Lo studio, presentato in questi giorni ai gabinetti di sei commissari e del presidente della Commissione europea Jean-Claude Juncker, precisa che le importazioni cinesi potrebbero aumentare su tre-cinque anni per un valore tra i 70 e i 140 miliardi di euro. «L’aumento del deficit commerciale europeo comporterebbe un calo della domanda e una perdita di prodotto interno lordo dell’Unione di 1-2 punti percentuali, sempre su tre anni», spiega Scott, convinto che ciò penalizzerebbe strutturalmente l’economia europea.
A rischio sono 1,7-3,5 milioni di posti di lavoro. I paesi più colpiti, sempre secondo lo studio dell’Economic Policy Institute, sono la Germania, l’Italia, e il Regno Unito.

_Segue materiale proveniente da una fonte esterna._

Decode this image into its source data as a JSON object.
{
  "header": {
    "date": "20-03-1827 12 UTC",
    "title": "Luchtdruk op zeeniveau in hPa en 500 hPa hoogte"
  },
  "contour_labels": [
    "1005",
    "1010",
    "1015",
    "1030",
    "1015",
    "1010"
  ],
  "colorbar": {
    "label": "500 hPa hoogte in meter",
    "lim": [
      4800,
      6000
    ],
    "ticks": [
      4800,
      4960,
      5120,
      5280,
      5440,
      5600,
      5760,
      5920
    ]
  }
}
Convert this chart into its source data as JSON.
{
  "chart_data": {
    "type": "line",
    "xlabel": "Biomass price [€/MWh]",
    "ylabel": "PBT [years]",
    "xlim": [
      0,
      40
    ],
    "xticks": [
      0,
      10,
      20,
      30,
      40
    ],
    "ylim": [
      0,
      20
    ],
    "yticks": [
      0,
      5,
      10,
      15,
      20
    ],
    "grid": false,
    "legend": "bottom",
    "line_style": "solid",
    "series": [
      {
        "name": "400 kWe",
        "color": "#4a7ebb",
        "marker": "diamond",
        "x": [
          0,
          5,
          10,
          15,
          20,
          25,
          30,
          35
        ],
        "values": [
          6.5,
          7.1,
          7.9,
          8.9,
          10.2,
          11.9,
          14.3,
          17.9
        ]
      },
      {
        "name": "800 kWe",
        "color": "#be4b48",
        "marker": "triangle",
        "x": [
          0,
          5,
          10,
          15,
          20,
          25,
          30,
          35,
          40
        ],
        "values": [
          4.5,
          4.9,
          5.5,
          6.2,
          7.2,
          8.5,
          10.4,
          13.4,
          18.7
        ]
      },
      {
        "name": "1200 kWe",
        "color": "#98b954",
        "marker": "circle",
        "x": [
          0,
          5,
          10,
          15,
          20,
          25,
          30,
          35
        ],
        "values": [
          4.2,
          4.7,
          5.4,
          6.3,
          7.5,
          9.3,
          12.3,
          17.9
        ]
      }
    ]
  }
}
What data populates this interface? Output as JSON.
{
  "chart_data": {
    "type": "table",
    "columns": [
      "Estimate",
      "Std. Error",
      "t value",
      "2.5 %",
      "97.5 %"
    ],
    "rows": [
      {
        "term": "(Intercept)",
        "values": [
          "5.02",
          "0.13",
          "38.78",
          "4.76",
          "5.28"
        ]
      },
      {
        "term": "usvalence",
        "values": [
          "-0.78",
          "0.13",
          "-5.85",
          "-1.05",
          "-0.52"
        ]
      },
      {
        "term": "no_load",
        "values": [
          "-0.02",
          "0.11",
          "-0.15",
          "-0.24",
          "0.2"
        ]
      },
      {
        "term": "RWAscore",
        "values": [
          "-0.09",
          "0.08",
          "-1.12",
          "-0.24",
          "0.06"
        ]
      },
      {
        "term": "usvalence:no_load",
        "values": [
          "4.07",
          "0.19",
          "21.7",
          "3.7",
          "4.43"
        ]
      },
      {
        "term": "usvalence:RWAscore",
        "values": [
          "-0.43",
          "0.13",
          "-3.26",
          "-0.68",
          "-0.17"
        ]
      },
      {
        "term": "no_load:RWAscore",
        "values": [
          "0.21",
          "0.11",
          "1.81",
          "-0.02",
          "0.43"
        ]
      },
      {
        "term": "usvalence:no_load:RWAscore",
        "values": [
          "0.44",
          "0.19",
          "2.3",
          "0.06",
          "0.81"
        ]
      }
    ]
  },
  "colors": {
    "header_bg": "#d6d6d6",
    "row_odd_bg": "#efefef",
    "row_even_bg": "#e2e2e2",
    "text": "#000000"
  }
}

Concedere lo status di economia di mercato alla Cina metterebbe a rischio in Italia 208mila-416mila posti di lavoro. A livello europeo, i settori più colpiti sarebbero la componentistica nell’automobile, i prodotti legati alla carta, l’acciaio, la ceramica, il vetro, l’alluminio e il settore delle biciclette.
Per ora, la Commissione non prende posizione sulla questione. «Il tema richiede una riflessione dettagliata – spiega il portavoce Daniel Rosario –. È troppo presto per dire oggi quando la decisione verrà presa». La Commissione europea è stretta fra i timori del mondo imprenditoriale e il desiderio dell’establishment cinese di un cambio di regime. La preoccupazione delle associazioni industriali è che decida di lasciare l’ultima parola ai Ventotto, mettendo in luce tensioni e contrasti.